Barcelona is equally famed for its best loved street, La Rambla, which ranks as one of the world's greatest pedestrianised boulevards. It's made up of five wide streets, strung together and stretching from Placa Catalunya (the central square) down to the Christopher Columbus monument at the harbour.

This tree lined walkway has been described as an open air theatre in which everyone is an actor. There's no better place on earth to people watch.just make sure one of your fellow "actors" doesn't pinch your wallet while you're soaking up the atmosphere! La Rambla (also known as Les Rambles) is packed with buskers, flower stalls, mime artists and itinerant vendors who'll try to sell you everything from birds and pets to cheap watches.

The Barri Gotic (Gothic Quarter) is the heart of the medieval part of the city which, until the mid 19th century, was encircled by fortified walls. Walk through the honeycomb of narrow streets to the imposing Gothic cathedral which dates back to the 13th century.

Barcelona is a major cultural centre, awash with more than 40 museums, numerous art galleries, theatre, music, dance and opera. The most visited museum is dedicated to one of Spain's most famous sons, Pablo Picasso, who arrived in the city at the age of 13 and was already producing major works within two years.

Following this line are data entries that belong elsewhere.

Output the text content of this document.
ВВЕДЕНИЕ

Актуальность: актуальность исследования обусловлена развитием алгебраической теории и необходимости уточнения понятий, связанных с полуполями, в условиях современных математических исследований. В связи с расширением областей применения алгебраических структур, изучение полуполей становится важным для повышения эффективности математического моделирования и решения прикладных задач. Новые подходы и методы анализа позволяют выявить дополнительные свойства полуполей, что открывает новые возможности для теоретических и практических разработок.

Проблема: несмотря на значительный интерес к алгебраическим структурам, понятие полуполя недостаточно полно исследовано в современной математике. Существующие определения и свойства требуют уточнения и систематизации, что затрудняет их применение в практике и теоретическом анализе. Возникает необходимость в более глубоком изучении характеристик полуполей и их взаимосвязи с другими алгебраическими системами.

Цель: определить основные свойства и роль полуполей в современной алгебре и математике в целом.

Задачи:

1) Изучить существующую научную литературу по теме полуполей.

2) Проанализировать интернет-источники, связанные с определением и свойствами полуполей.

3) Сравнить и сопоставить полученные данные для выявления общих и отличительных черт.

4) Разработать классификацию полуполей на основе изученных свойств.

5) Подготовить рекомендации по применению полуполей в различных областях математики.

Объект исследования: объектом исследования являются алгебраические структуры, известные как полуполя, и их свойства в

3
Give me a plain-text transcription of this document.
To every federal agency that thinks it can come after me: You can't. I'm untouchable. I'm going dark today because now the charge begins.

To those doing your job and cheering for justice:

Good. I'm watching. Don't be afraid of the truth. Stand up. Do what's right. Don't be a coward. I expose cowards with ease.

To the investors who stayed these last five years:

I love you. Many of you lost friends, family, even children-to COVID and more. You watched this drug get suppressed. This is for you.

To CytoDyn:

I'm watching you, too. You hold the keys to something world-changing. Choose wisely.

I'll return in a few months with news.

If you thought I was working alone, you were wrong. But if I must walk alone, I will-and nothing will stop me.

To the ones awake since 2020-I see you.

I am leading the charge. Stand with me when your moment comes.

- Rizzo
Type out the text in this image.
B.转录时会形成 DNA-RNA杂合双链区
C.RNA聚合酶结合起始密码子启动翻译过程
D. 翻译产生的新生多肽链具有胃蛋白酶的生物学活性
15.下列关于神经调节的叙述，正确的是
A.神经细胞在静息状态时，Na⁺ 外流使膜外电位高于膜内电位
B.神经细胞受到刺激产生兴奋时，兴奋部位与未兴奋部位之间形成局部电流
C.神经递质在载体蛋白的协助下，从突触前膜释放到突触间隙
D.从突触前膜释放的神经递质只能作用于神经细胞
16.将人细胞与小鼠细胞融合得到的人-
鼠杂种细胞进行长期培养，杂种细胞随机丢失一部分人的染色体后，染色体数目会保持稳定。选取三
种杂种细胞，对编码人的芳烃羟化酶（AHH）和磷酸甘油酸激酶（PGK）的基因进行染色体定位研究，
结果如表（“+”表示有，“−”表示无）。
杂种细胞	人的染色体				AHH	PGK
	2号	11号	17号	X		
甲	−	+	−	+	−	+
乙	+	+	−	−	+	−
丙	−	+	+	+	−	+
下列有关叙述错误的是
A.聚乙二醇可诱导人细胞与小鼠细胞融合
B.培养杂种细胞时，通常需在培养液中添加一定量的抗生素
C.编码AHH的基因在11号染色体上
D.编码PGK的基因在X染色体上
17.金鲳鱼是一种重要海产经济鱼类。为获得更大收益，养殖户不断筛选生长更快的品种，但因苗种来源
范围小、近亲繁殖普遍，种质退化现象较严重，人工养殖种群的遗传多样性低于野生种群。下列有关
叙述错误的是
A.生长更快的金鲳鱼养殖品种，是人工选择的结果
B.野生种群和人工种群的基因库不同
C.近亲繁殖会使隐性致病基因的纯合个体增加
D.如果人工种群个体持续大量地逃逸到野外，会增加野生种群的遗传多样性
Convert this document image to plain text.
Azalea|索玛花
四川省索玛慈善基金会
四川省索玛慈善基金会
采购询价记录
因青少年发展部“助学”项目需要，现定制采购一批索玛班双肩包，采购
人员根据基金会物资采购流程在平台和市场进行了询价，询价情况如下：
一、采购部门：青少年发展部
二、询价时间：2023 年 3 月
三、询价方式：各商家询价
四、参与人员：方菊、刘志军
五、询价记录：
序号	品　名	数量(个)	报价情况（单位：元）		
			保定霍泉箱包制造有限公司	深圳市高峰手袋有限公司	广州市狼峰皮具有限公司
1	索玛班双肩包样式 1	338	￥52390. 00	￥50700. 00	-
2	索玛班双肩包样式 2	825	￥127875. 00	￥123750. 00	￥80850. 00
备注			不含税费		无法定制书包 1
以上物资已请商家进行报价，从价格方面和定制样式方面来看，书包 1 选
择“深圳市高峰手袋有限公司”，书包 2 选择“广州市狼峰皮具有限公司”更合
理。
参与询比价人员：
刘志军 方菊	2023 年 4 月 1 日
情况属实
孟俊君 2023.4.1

Whatever your particular passion, you're almost sure to find a museum here to fit the bill there are everything from maritime and archaeology museums to permanent exhibitions charting the history of bullfighting, footwear and even funeral carriages!

The city also boasts Spain's finest zoo, a water and safari park, a mountain top funfair accessed via a spectacular funicular railway and an impressive aquarium.

Barcelona gained a new lease of life with the success of the 1992 Olympic Games which put the city firmly on the map as a major tourist destination. A previously commercial waterfront area, spanning 250 acres, was transformed into the Olympic Village which offers today's less athletic visitors a superb four kilometre stretch of beach and a wealth of watersports.

The city's fountains, which stole the show in the eyes of many during the Olympics, still rate among Barcelona's most memorable sights with their dazzling music and light performances on summer evenings.